Contesté au sein même de son parti, Rached Ghannouchi est déterminé à briguer un troisième mandat. Et ce, en dépit du règlement interne. Alors, il aurait recours à un référendum interne pour contourner le fameux article 31. Une manœuvre périlleuse.
« Le pouvoir est l’aphrodisiaque suprême », disait l’ancien Secrétaire d’Etat américain Henry Kissinger. Ainsi, cette célèbre citation semble s’appliquer parfaitement à Rached Ghannouchi, 79 ans, l’inamovible leader du mouvement Ennahdha.
Car le fondateur d’Ennahdha s’est apparemment habitué au confort de son fauteuil à Montplaisir. Il n’est guère enclin à rendre le tablier. Il se tient même prêt, contre vents et marées, à briguer un troisième mandat. Et ce, en dépit du fameux article 31 du règlement interne. En effet, cet article interdit le mandat de trop. Outre le vent de fronde qui souffle pour la première fois sur le Temple bleu. Du jamais vu de mémoire d’un Nahdaoui.
Clivage
De ce fait, le parti islamiste, réputé pour la discipline de ses adhérents, est déchiré par un conflit ouvert et public. D’une part, les frondeurs groupés dans la liste des 100, dont des dirigeants de premier plan et des députés. Ils s’opposent à la réélection de Rached Ghannouchi à la tête du parti, lors du 11ème congrès. Et d’autre part, les fervents disciples du cheikh. Lesquels soutiennent son maintien, fût-ce en portant une grave entorse à la « démocratie » au sein du parti.

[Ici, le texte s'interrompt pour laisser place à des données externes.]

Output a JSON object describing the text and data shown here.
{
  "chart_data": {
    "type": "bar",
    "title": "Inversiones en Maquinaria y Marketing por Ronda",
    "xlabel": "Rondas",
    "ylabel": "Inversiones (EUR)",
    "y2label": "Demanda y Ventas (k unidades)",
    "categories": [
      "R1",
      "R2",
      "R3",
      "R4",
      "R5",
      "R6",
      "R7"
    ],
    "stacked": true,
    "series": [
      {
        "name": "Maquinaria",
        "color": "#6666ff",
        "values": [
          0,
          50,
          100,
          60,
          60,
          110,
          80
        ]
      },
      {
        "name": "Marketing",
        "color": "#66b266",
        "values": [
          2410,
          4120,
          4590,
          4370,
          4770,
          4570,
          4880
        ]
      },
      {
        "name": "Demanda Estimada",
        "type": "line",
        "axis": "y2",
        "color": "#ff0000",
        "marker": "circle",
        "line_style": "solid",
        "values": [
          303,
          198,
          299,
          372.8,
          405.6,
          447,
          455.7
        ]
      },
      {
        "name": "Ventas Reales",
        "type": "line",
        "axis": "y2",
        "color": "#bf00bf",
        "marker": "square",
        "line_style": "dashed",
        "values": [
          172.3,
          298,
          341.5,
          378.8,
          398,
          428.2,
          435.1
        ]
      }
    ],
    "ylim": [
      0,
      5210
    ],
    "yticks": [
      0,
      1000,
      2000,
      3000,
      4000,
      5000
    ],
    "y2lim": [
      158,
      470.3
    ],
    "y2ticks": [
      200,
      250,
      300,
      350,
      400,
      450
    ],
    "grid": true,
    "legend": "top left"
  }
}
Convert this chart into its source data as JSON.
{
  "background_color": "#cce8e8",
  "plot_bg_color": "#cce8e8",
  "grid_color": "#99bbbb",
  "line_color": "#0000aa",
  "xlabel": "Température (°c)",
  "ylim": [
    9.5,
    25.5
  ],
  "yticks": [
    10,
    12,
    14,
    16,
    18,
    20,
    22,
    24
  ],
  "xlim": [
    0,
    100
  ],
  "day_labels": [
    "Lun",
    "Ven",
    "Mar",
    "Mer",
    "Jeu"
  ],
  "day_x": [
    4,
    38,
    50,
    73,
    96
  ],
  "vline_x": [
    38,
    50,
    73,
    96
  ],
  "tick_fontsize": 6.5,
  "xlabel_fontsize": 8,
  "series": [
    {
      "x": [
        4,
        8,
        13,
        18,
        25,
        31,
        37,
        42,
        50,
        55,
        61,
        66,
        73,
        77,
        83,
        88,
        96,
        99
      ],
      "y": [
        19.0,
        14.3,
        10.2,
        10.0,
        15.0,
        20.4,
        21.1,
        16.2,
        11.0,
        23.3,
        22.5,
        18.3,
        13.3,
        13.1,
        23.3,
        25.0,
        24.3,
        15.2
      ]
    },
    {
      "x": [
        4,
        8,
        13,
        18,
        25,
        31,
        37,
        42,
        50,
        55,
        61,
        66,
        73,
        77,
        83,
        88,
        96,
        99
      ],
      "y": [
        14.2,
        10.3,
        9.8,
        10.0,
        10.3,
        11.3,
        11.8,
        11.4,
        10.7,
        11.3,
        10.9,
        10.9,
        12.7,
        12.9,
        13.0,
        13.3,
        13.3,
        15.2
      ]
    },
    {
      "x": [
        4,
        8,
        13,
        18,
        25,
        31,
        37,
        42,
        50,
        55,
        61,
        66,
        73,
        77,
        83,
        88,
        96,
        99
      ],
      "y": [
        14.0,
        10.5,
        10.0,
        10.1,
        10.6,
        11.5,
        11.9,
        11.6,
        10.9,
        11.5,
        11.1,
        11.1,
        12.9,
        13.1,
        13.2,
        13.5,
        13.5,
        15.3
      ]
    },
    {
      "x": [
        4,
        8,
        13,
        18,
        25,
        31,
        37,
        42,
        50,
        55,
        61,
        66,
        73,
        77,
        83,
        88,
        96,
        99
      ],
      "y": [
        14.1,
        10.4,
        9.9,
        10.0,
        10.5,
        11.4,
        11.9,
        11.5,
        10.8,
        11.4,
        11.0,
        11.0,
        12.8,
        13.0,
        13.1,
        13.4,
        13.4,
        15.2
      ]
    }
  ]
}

Et c’est ce schisme profond au sein du mouvement Ennahdha qui explique les propos incendiaires d’Abdelatif Mekki, l’un des frondeurs notoires, contre l’actuel président controversé du parti islamiste.
Question d’éthique
Ainsi, pour sa première apparition médiatique après son départ du ministère de la Santé, le dirigeant au sein du mouvement Ennahdha, a sévèrement critiqué la volonté du président du parti, Rached Ghannouchi de prolonger son mandat. Qualifiant toute tentative dans ce sens d’ « atteinte aux valeurs fondamentales d’Ennahdha ».
« Il est normal que des divergences existent au sein du parti », a t-il admis. Et ce, lors de son intervention hier jeudi sur les ondes de Houna Shems. Seulement, on espère que c’est l’éthique et la raison qui l’emporteront. Rached Ghannouchi n’a pas le droit de mettre Ennahdha en danger ». Tel est l’avertissement solennel que lance l’ancien ministre de la Santé.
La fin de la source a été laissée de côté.